By Desie Heita
The chairman of the Namibian Stock Exchange, Peter Koep, has joined the financial sector in expressing discomfort with the implementation of Regulation 28, saying in the last five years equities have generated above average returns for all funds and pushed up growth on the bourse’s overall index.
The worst fear for Koep is the absence of suitable investment vehicles in which to pump the funds. He says this may bring about the risk of money wastage and abuse as happened with the Development Capital Portfolio (DCP) of the Government Institutions Pension Fund (GIPF).
Koep also said should the implementation of Regulation 28 see the light of day in its current format, it will drain the bourse of its lifeblood by 10 percent.
“The trend [of average returns for all funds in five years] flies in the face of the proposal by Government to reduce the maximum permissible investment in equities from a worldwide norm of 75 percent to 70 percent immediately and to a further 65 percent in a period of one year,” Koep said in the annual report of the NSX for the year ended 31 December 2007.
Regulation 28 serves to compel pension funds in Namibia to invest 5 percent of the funds in unlisted entities.
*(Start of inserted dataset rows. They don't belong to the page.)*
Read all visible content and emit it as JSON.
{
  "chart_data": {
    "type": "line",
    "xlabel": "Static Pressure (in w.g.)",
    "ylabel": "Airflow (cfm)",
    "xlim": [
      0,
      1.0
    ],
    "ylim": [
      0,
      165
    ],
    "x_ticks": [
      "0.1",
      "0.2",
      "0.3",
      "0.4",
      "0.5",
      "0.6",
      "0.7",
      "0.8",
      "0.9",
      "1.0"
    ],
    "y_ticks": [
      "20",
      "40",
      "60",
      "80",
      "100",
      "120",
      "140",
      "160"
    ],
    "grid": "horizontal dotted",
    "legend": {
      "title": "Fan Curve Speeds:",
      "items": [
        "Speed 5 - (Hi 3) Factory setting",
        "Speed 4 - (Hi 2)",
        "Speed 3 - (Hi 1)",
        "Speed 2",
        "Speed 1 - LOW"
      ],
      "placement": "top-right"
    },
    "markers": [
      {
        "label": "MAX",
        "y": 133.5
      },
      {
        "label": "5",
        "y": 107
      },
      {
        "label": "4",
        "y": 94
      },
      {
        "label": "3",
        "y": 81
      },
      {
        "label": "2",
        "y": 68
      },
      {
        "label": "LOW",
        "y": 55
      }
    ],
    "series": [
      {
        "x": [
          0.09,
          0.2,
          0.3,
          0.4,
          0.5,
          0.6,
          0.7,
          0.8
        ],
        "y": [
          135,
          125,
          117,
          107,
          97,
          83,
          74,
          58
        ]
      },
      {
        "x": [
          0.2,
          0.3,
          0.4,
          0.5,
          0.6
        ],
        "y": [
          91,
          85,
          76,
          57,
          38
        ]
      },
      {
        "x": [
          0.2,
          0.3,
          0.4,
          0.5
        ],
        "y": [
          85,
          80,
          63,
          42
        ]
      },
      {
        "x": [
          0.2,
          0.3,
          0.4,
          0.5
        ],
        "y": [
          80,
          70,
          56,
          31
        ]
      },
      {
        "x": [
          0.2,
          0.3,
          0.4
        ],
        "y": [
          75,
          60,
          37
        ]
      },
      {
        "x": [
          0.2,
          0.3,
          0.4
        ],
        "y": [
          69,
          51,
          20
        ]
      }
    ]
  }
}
Currently pension funds must invest up to 35 percent of their funds in Namibia, much of which is pumped into listed entities.
The Ministry of Finance said the amendment of Regulation 28 to compel the investment of 5 percent in unlisted entities is to stop the cash outflow from the country.
The implementation is phased in gradually with 2 percent being enforced this year, followed by a minimum of 3.5 percent next year and then 5 percent from 2010 onwards.
“It is difficult to envisage suitable investments for an immediate 2 percent of the funds value and an additional 1,5 percent per annum over the next two years without running the risk experienced by the GIPF in its DCP during the early part of this decade,” he said.
Koep said the new regulation, together with an additional amendment that will see a reduction in the percentages of funds invested in dual listed entities, is of concern to the Namibia Stock Exchange (NSX).
“This reduction was imposed by Government without confirming its intention to tap the medium term debt market in the next year,” said Koep.
The financial sector has long expressed concerns over the regulation, saying its wording is confusing and might give difficulties to the financial sector during implementation.
One of the problems expressed by the financial sector is the definition of unlisted investments, of which critics say the wording is too narrow as it does not explain whether this includes bonds by Government and parastatals.
Government would be redeeming its current bond of N$500 million by July and is expected to issue only one bond, of N$1,1 billion, which the sector said is too far below the market demand.